Hannah McArthur, M4, is a new TIP student at the MyMichigan Medical Center Family Medicine Residency Program: Midland.
"My grandmother once told me about her family medicine physician whom she saw for almost 40 years, before his retirement. She told me that he delivered both of her children and then became their doctor, too. She didn’t tell me about specific medical issues he handled for her, but rather she talked about how compassionate he was and how well he listened to her. Over 40 years, it wasn’t his medication management or his diagnostics that she remembered, but rather the relationship he was able to foster with her and her family. This story struck me as one of the greatest legacies a physician can leave behind. Years later, I still believe it is the reason I want to pursue a career in primary care.
There are a multitude of reasons why I am interested in family medicine. The possibility of seeing a newborn, a 90 year old and a pregnant patient all in one day is very exciting to me. Additionally, I have always been interested in pursuing a wide breadth of knowledge, rather than specializing in one organ or one system. Family medicine requires a very vast medical knowledge in order to diagnose and manage an array of conditions, from patients with diabetes to musculoskeletal injuries to psychiatric complaints. The diversity is a large part of what makes family medicine so appealing to me. It is a specialty that requires career-long expansion and dissemination of knowledge which is fitting for me, as both lifelong learning and patient education are important values of mine.

Throughout my clerkships, I found myself loving aspects of specialities that directly relate to those values. For example, during internal medicine, one of my favorite patients was a man with abdominal abscesses who was admitted for a total of two weeks and was quite sick. During those two weeks, I rounded on him daily. He felt like my patient, not only because his hospital management was my responsibility, but because I learned about his family, his career, his passions. These little aspects that made him not a patient but an individual. During obstetrics and gynecology, I loved following up on the postpartum moms who I had followed during their sometimes days-long labors and was present for their births. I felt a connection to these patients, having been a part of their care for many days. Being able to check in on the whole family was such a privilege.
During a family medicine elective with the Little Traverse Bay Band of Odawa Indians, I was struck by how meaningful it is for a family medicine physician to become a part of the community. The attending I learned from did not just treat his patients but truly knew them, their roles in the community and what they value. This type of kinship between patient and physician allowed for a level of trust I have seldom seen among specialists and their patients.

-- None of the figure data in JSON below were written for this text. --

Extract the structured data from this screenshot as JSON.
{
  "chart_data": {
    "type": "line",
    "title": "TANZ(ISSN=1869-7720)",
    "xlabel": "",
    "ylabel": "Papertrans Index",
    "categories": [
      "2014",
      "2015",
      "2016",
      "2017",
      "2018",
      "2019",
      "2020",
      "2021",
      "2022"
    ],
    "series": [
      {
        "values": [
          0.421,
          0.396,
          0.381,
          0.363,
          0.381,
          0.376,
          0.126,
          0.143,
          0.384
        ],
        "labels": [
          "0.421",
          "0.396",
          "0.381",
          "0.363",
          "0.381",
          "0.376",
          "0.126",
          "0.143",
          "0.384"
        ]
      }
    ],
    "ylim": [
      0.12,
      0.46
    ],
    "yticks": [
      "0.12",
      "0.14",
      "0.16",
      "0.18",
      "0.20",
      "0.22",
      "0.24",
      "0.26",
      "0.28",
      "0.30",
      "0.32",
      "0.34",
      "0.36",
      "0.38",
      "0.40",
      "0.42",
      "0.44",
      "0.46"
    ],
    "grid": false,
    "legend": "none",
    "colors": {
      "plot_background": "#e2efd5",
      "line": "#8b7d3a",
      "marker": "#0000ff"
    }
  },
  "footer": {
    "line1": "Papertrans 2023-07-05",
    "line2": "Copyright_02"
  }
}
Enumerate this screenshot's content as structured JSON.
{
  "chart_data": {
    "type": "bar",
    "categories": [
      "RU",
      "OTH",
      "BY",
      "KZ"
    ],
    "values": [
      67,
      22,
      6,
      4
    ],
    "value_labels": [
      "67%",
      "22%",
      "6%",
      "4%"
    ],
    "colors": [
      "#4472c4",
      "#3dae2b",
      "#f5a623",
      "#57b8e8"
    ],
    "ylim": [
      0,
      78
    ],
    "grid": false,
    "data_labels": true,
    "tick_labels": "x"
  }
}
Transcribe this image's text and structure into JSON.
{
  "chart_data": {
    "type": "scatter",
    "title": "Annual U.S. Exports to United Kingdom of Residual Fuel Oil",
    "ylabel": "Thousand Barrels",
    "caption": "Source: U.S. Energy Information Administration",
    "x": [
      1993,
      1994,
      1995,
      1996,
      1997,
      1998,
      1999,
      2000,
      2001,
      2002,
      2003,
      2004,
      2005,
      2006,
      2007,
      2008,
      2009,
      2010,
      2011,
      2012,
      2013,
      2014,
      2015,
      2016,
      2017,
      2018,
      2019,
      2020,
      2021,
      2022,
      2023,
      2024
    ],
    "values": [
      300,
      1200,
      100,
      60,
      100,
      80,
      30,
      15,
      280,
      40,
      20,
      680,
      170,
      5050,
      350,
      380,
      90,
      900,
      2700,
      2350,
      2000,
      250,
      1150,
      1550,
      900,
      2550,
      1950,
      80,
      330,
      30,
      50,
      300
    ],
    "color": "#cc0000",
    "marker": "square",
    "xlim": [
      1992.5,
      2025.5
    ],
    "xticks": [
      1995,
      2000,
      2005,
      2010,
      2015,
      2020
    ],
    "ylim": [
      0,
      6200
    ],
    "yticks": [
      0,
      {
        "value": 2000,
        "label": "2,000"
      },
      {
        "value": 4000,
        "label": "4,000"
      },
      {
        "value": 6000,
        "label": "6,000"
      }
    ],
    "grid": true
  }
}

These experiences have solidified my dream of becoming a family physician. The Integrated Program is an excellent opportunity for me to pursue that dream. True to its name, TIP will prepare me for residency by allowing me to become integrated with the residency I want to attend. The value in this is not just the medical knowledge I will gain, but also the relationships that will be fostered with current residents and faculty, as well as the familiarity I will gain with the health system, clinic, and staff. As a TIP student, I will be able to stay in an area I am already familiar with, where I have family and friends and a good support network. But most importantly, it will provide me with the foundation to begin creating the legacy of my own career, one that I believe a family medicine physician has a unique opportunity to nurture, much like my grandmother’s doctor did. A legacy that is centered on community, relationships and longitudinal care."